A retirada dos americanos, da NATO e dos seus aliados, é um banho de realidade sobre as mudanças destes 20 anos. O mundo já não é unipolar e os atores relevantes no Afeganistão são as potências da região. Em primeiro lugar o Paquistão, cujos serviços de segurança sempre apoiaram os taliban. Em seguida, a China, com o seu poderio económico, e o Irão, que quer acreditar que os talibans não vão perseguir, desta vez, a minoria Xiita do Afeganistão, vê com prazer os americanos saírem de uma das suas fronteiras. A Índia pode e deve ser um ator relevante, mas para isso terá que superar a xenofobia hindu do governo Modi. Moscovo procura ganhar influência na Ásia central, uma presença abalada com a derrota soviética no Afeganistão às mãos dos talibãs e outros guerrilheiros apoiados pelos Estados Unidos.
À pedra de paciência confessarei que hoje as democracias ocidentais e as potências regionais esperam dos taliban exatamente a mesma coisa: que não permitam que grupos como a Al-Qaeda se baseiem no seu território, que estabilizem o país e controlem o fluxo de emigrantes – em suma, que o Afeganistão seja uma nova Arábia Saudita ou um Egito. E isso é exatamente o que os taliban prometem, mas terão dificuldades em cumprir.
Lembrarei que logo a 5 de agosto, perante o avanço taliban, seis Estados europeus (Áustria, Dinamarca, Grécia, Alemanha, Holanda e Bélgica) escreveram à Presidente da Comissão pedindo que fosse acelerado o repatriamento dos afegãos que tinham entrado ilegalmente na União.
Lembrarei que a União Europeia tem a obrigação ética e legal de receber refugiados, não só os que trabalharam para a coligação internacional, mas também os que ao longo destes anos puderam respirar, em Cabul e nalgumas cidades, mais livremente.
Lembrarei que a União Europeia tem a obrigação ética e legal de receber, não só os que trabalharam para a coligação internacional, mas também os que ao longo destes anos puderam respirar, em Cabul e nalgumas cidades, mais livremente.
Gritarei indignado que se as potências democráticas continuarem a trair os valores que sustentam a sua legitimidade, se a política internacional se nortear por um realismo cínico, o futuro da democracia está perdido.

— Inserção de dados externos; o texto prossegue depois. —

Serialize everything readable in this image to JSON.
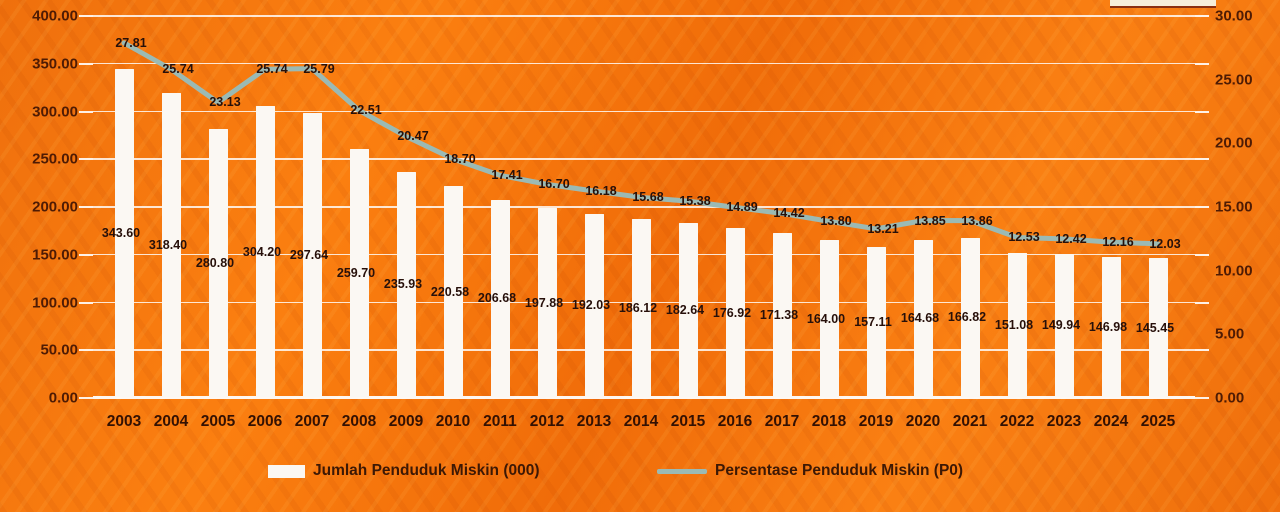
{
  "chart_data": {
    "type": "combo-bar-line",
    "categories": [
      "2003",
      "2004",
      "2005",
      "2006",
      "2007",
      "2008",
      "2009",
      "2010",
      "2011",
      "2012",
      "2013",
      "2014",
      "2015",
      "2016",
      "2017",
      "2018",
      "2019",
      "2020",
      "2021",
      "2022",
      "2023",
      "2024",
      "2025"
    ],
    "series": [
      {
        "name": "Jumlah Penduduk Miskin (000)",
        "type": "bar",
        "axis": "left",
        "color": "#fbf8f3",
        "values": [
          343.6,
          318.4,
          280.8,
          304.2,
          297.64,
          259.7,
          235.93,
          220.58,
          206.68,
          197.88,
          192.03,
          186.12,
          182.64,
          176.92,
          171.38,
          164.0,
          157.11,
          164.68,
          166.82,
          151.08,
          149.94,
          146.98,
          145.45
        ],
        "labels": [
          "343.60",
          "318.40",
          "280.80",
          "304.20",
          "297.64",
          "259.70",
          "235.93",
          "220.58",
          "206.68",
          "197.88",
          "192.03",
          "186.12",
          "182.64",
          "176.92",
          "171.38",
          "164.00",
          "157.11",
          "164.68",
          "166.82",
          "151.08",
          "149.94",
          "146.98",
          "145.45"
        ]
      },
      {
        "name": "Persentase Penduduk Miskin (P0)",
        "type": "line",
        "axis": "right",
        "color": "#9bbab4",
        "values": [
          27.81,
          25.74,
          23.13,
          25.74,
          25.79,
          22.51,
          20.47,
          18.7,
          17.41,
          16.7,
          16.18,
          15.68,
          15.38,
          14.89,
          14.42,
          13.8,
          13.21,
          13.85,
          13.86,
          12.53,
          12.42,
          12.16,
          12.03
        ],
        "labels": [
          "27.81",
          "25.74",
          "23.13",
          "25.74",
          "25.79",
          "22.51",
          "20.47",
          "18.70",
          "17.41",
          "16.70",
          "16.18",
          "15.68",
          "15.38",
          "14.89",
          "14.42",
          "13.80",
          "13.21",
          "13.85",
          "13.86",
          "12.53",
          "12.42",
          "12.16",
          "12.03"
        ]
      }
    ],
    "left_axis": {
      "min": 0,
      "max": 400,
      "step": 50,
      "tick_labels": [
        "400.00",
        "350.00",
        "300.00",
        "250.00",
        "200.00",
        "150.00",
        "100.00",
        "50.00",
        "0.00"
      ]
    },
    "right_axis": {
      "min": 0,
      "max": 30,
      "step": 5,
      "tick_labels": [
        "30.00",
        "25.00",
        "20.00",
        "15.00",
        "10.00",
        "5.00",
        "0.00"
      ]
    },
    "grid": true,
    "legend_position": "bottom",
    "legend": [
      "Jumlah Penduduk Miskin (000)",
      "Persentase Penduduk Miskin (P0)"
    ]
  },
  "colors": {
    "background_orange": "#f4760f",
    "bar_fill": "#fbf8f3",
    "line_stroke": "#9bbab4",
    "axis_text": "#4e1b04",
    "data_label_text": "#27100a",
    "gridline": "#ffffff"
  }
}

Não basta desabafar para a pedra de paciência, é necessário ouvir as vozes que nos chegam do Afeganistão, nomeadamente dos defensores dos direitos humanos, e apoiar o país a enfrentar a crise humanitária que a guerra deixou. Sabemos que se a pedra rebentar, os estilhaços ultrapassarão largamente as fronteiras do Afeganistão.